Rab21 regulates caveolin‐1‐mediated endocytic trafficking to promote immature neurite pruning

Abstract

Transmembrane proteins are internalized by clathrin‐ and caveolin‐dependent endocytosis. Both pathways converge on early endosomes and are thought to share the small GTPase Rab5 as common regulator. In contrast to this notion, we show here that the clathrin‐ and caveolin‐mediated endocytic pathways are differentially regulated. Rab5 and Rab21 localize to distinct populations of early endosomes in cortical neurons and preferentially regulate clathrin‐ and caveolin‐mediated pathways, respectively, suggesting heterogeneity in the early endosomes, rather than a converging point. Suppression of Rab21, but not Rab5, results in decreased plasma membrane localization and total protein levels of caveolin‐1, which perturbs immature neurite pruning of cortical neurons, an in vivo ‐specific step of neuronal maturation.
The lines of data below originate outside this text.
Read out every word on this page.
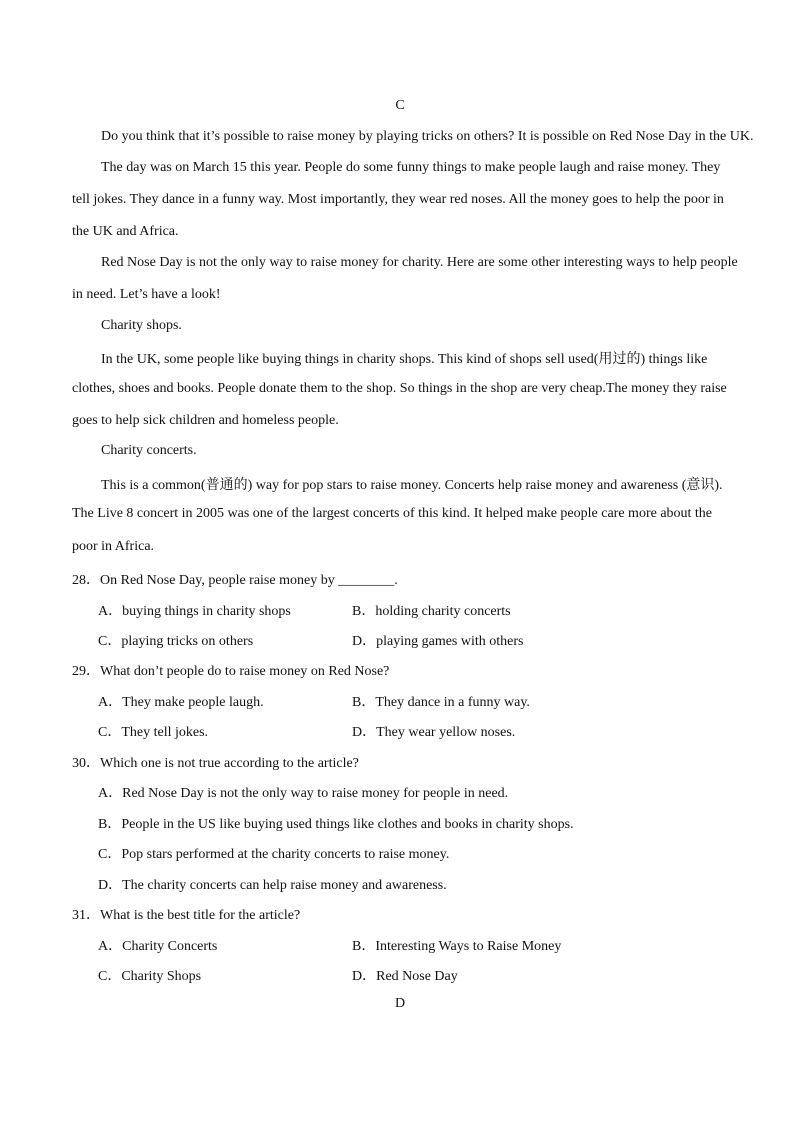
C
Do you think that it’s possible to raise money by playing tricks on others? It is possible on Red Nose Day in the UK.
The day was on March 15 this year. People do some funny things to make people laugh and raise money. They
tell jokes. They dance in a funny way. Most importantly, they wear red noses. All the money goes to help the poor in
the UK and Africa.
Red Nose Day is not the only way to raise money for charity. Here are some other interesting ways to help people
in need. Let’s have a look!
Charity shops.
In the UK, some people like buying things in charity shops. This kind of shops sell used(用过的) things like
clothes, shoes and books. People donate them to the shop. So things in the shop are very cheap.The money they raise
goes to help sick children and homeless people.
Charity concerts.
This is a common(普通的) way for pop stars to raise money. Concerts help raise money and awareness (意识).
The Live 8 concert in 2005 was one of the largest concerts of this kind. It helped make people care more about the
poor in Africa.
28．On Red Nose Day, people raise money by ________.
A．buying things in charity shops	B．holding charity concerts
C．playing tricks on others	D．playing games with others
29．What don’t people do to raise money on Red Nose?
A．They make people laugh.	B．They dance in a funny way.
C．They tell jokes.	D．They wear yellow noses.
30．Which one is not true according to the article?
A．Red Nose Day is not the only way to raise money for people in need.
B．People in the US like buying used things like clothes and books in charity shops.
C．Pop stars performed at the charity concerts to raise money.
D．The charity concerts can help raise money and awareness.
31．What is the best title for the article?
A．Charity Concerts	B．Interesting Ways to Raise Money
C．Charity Shops	D．Red Nose Day
D
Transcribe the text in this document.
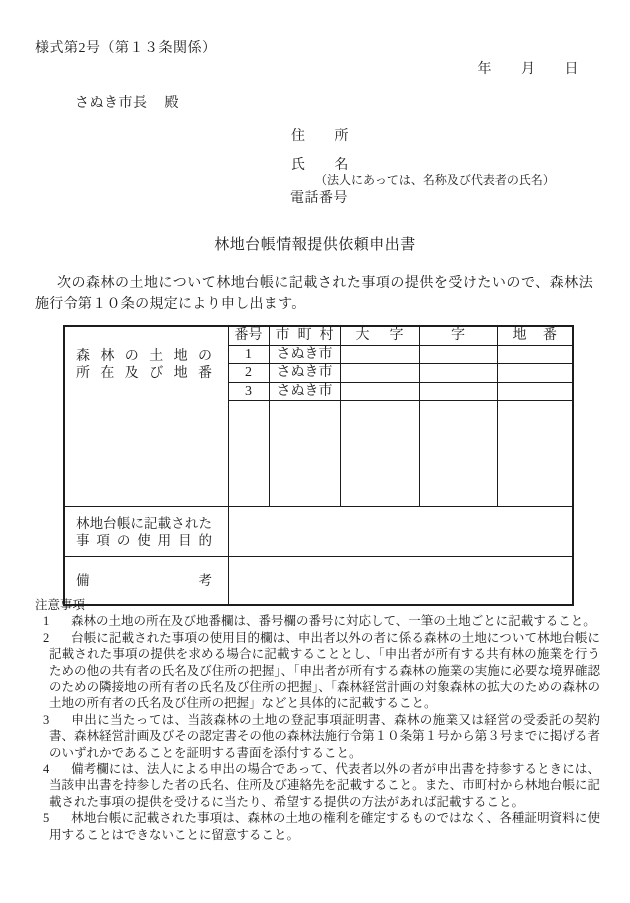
様式第2号（第１３条関係）
年　　月　　日
さぬき市長 殿
住　　所
氏　　名
（法人にあっては、名称及び代表者の氏名）
電話番号
林地台帳情報提供依頼申出書
次の森林の土地について林地台帳に記載された事項の提供を受けたいので、森林法施行令第１０条の規定により申し出ます。
森林の土地の
所在及び地番	番号	市町村	大字	字	地番

	1	さぬき市			
	2	さぬき市			
	3	さぬき市			

林地台帳に記載された
事項の使用目的					

備考					

注意事項
1 森林の土地の所在及び地番欄は、番号欄の番号に対応して、一筆の土地ごとに記載すること。
2 台帳に記載された事項の使用目的欄は、申出者以外の者に係る森林の土地について林地台帳に記載された事項の提供を求める場合に記載することとし、「申出者が所有する共有林の施業を行うための他の共有者の氏名及び住所の把握」、「申出者が所有する森林の施業の実施に必要な境界確認のための隣接地の所有者の氏名及び住所の把握」、「森林経営計画の対象森林の拡大のための森林の土地の所有者の氏名及び住所の把握」などと具体的に記載すること。
3 申出に当たっては、当該森林の土地の登記事項証明書、森林の施業又は経営の受委託の契約書、森林経営計画及びその認定書その他の森林法施行令第１０条第１号から第３号までに掲げる者のいずれかであることを証明する書面を添付すること。
4 備考欄には、法人による申出の場合であって、代表者以外の者が申出書を持参するときには、当該申出書を持参した者の氏名、住所及び連絡先を記載すること。また、市町村から林地台帳に記載された事項の提供を受けるに当たり、希望する提供の方法があれば記載すること。
5 林地台帳に記載された事項は、森林の土地の権利を確定するものではなく、各種証明資料に使用することはできないことに留意すること。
Taken together, our data indicate that clathrin‐ and caveolin‐mediated endocytic pathways run in parallel in early endosomes, which show different molecular regulation and physiological function. image Rab21 and Rab5 localize to distinct populations of early endosomes and play different roles in endocytic trafficking and in vivo neuronal maturation, suggesting heterogeneity in the early endosomal system. Rab21 preferentially colocalizes with caveolin‐1 and regulates caveolin‐mediated endocytic pathways. Rab5 mainly regulates clathrin‐mediated endocytic pathways and rarely colocalizes with caveolin‐1 in cerebral cortical neurons. Rab21, but not Rab5, promotes immature neurite pruning of cortical neurons in a caveolin‐1‐dependent manner. Rab21 regulates the plasma membrane localization of caveolin‐1, which subsequently suppresses the lysosomal degradation of caveolin‐1.